-Que veux-tu? — demanda Karina sans ouvrir la porte. — Je pense que tu as déjà dit tout ce que tu voulais dire hier.

« Que voulez-vous ? » demanda Karina sans ouvrir la porte. « Je pense que vous avez déjà tout dit hier. »

« En fait, je suis venue chez mon fils ! Et je veux garder mon petit-fils ! » La femme derrière la porte n’avait aucune intention de partir.

« Votre fils n’est pas là. Et quand il rentrera, parlez-lui dehors ou ailleurs ! »

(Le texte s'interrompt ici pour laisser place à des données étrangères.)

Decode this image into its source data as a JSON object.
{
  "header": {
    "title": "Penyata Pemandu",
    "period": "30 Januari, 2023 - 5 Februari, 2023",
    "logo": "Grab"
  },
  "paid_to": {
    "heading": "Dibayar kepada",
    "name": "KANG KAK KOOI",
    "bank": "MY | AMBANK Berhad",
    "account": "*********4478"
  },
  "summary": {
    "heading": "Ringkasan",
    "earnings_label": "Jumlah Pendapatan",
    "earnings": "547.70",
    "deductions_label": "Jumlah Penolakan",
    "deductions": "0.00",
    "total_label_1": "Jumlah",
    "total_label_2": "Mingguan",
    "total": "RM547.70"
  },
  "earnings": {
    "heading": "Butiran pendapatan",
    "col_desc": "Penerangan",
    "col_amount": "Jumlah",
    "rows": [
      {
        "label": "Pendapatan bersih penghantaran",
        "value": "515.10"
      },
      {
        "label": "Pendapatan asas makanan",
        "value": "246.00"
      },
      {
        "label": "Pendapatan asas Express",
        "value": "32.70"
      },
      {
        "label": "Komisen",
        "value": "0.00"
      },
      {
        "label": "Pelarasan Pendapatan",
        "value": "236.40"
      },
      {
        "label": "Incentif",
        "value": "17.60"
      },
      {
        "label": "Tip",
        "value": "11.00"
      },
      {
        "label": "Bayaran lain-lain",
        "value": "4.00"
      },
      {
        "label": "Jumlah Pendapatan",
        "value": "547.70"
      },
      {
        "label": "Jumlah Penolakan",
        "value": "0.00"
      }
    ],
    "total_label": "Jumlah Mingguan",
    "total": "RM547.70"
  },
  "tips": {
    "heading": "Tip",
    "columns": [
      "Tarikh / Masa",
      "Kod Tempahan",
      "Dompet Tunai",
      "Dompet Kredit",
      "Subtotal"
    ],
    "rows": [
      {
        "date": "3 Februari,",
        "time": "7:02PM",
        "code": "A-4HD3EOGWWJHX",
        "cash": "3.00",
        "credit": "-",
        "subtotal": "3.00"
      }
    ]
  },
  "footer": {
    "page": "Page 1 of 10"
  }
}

À ce moment-là, Karina ne savait pas combien de temps elle tiendrait ni si elle aurait la force de ne pas ouvrir la porte. L’invitée non désirée ne se pressait pas de partir. Elle appela son fils et commença à se plaindre.

Cependant, l’hôtesse n’avait rien à perdre : depuis le début, sa relation avec sa belle-mère avait été tendue.

La femme sentait qu’Elena Grigorievna détestait Karina bien avant même qu’elles ne se rencontrent. Bien sûr, elle n’était pas Natasha, la première femme de Vladislav, que la mère aimait tellement.

Karina avait appris l’histoire d’amour de son mari et de sa première épouse grâce à sa belle-mère.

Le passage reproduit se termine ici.